Doctor-R1: Mastering Clinical Inquiry with Experiential Agentic Reinforcement Learning

TL;DR

Doctor-R1 addresses the gap between static medical knowledge and dynamic clinical inquiry by introducing an experiential agentic reinforcement learning framework. It unifies strategic multi-turn inquiry and diagnostic decision-making within a single doctor agent, leveraging a dynamic multi-agent environment, a two-tier reward system, and an experience repository to ground learning in high-quality trajectories. Empirical results on HealthBench and MAQuE show state-of-the-art performance for an 8B model, with consistent improvements in communication quality, empathy, and task accuracy, supported by strong human preferences. The work demonstrates that learning from high-quality experiences and grounding policy in interactive simulations can enhance both the safety and effectiveness of AI-driven clinical consultations, while acknowledging ethical considerations and the need for careful deployment guidance.

Abstract

The professionalism of a human doctor in outpatient service depends on two core abilities: the ability to make accurate medical decisions and the medical consultation skill to conduct strategic, empathetic patient inquiry. Existing Large Language Models (LLMs) have achieved remarkable accuracy on medical decision-making benchmarks. However, they often lack the ability to conduct the strategic and empathetic consultation, which is essential for real-world clinical scenarios. To address this gap, we propose Doctor-R1, an AI doctor agent trained to master both of the capabilities by ask high-yield questions and conduct strategic multi-turn inquiry to guide decision-making. Our framework introduces three key components: a multi-agent interactive environment, a two-tiered reward architecture that separately optimizes clinical decision-making and communicative inquiry skills, and an experience repository to ground policy learning in high-quality prior trajectories.
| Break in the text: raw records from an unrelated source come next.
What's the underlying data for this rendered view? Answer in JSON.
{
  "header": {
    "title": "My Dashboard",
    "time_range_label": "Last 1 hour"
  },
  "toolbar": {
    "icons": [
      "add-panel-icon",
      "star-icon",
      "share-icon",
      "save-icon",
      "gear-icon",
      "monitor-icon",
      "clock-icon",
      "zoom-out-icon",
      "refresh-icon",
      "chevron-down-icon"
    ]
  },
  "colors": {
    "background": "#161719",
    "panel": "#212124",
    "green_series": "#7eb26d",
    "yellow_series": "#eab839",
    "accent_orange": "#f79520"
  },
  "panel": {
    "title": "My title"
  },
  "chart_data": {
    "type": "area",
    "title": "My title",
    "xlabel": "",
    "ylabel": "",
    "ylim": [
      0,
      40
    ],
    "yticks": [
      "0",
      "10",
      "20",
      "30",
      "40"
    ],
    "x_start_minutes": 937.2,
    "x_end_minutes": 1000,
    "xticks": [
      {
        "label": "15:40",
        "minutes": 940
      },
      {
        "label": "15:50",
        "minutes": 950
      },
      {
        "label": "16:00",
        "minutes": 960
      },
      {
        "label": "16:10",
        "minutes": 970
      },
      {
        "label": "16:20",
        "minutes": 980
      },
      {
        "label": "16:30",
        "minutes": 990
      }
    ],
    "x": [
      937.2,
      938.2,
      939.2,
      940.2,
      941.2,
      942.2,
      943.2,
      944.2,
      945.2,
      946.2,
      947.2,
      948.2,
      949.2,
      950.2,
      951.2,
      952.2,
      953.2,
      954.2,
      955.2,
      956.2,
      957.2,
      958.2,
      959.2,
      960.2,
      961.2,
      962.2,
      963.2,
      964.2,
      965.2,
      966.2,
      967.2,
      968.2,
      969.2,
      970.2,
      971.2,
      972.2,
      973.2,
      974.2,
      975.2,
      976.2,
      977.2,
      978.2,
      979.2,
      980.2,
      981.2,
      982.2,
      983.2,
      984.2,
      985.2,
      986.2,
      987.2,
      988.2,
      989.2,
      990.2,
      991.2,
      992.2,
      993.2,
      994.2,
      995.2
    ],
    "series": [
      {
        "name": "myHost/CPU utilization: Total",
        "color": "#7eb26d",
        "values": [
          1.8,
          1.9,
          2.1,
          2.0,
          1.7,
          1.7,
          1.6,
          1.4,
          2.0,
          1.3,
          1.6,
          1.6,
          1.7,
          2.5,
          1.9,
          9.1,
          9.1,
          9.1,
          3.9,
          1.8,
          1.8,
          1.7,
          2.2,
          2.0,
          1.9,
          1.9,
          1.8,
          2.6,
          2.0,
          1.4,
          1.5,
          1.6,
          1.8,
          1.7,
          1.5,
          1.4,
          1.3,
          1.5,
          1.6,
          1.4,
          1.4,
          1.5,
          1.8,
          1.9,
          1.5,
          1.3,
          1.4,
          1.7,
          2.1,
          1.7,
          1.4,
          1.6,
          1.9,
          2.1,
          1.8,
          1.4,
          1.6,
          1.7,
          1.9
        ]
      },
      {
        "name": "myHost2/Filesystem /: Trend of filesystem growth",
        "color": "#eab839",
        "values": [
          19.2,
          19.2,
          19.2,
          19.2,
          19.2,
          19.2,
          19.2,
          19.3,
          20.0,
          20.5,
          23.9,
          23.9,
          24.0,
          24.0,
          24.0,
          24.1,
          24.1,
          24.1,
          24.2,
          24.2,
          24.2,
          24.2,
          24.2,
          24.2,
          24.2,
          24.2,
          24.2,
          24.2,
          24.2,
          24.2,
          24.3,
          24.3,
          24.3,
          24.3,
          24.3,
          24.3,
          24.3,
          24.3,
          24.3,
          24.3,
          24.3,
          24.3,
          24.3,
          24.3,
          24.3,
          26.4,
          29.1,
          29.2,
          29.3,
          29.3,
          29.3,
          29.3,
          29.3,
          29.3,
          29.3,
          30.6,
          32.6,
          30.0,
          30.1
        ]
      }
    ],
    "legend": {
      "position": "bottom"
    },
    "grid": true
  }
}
We evaluate Doctor-R1 on OpenAI's HealthBench and MAQuE, assessed across multi-facet metrics, such as communication quality, user experience, and task accuracy. Remarkably, Doctor-R1 surpasses state-of-the-art open-source specialized LLMs by a substantial margin with higher parameter efficiency and outperforms powerful proprietary models. Furthermore, the human evaluations show a strong preference for Doctor-R1 to generate human-preferred clinical dialogue, demonstrating the effectiveness of the framework.

Paper Structure

This paper contains 62 sections, 5 equations, 5 figures, 8 tables.

Figures (5)

  • Figure 1: The Gap Between Static Medical Desion Task and Dynamic Clinical Inquiry: Top-tiers models demonstrate high performance on static medical decision benchmarks. However, these models adhere to a generic script in a high-risk clinical case, failing to adapt to the complex scenario. Doctor-R1 demonstrates a strategic inquiry process, showing the effectiveness of our framework.
  • Figure 2: The interactive training loop of our Doctor-R1 framework. The process unfolds within a (1) Dynamic Interactive Environment populated by diverse patient simulations. At (2) each turn of an inquiry session, the (3) Doctor Agent interacts with the environment by observing the state, queries the (4) Experience Repository, and selects an action. A Patient Agent responds, and the (5) Consultation Evaluator evaluates the action based on the two-tiered reward architecture. This new experience is stored into the repository, and is used to optimize the policy of Doctor Agent.
  • Figure 3: Results of the pairwise human evaluation across four qualitative metrics. Each bar shows the distribution of wins (blue), ties (yellow), and losses (red) for a model compared against all others.
  • Figure 4: An ablation study comparing the experience retrieval mechanism of Doctor-R1 against baseline methods.
  • Figure 5: Scaling analysis of key framework components. (a) The impact of dialogue turns on task accuracy. (b) The impact of the number of simulated patient agents used in training.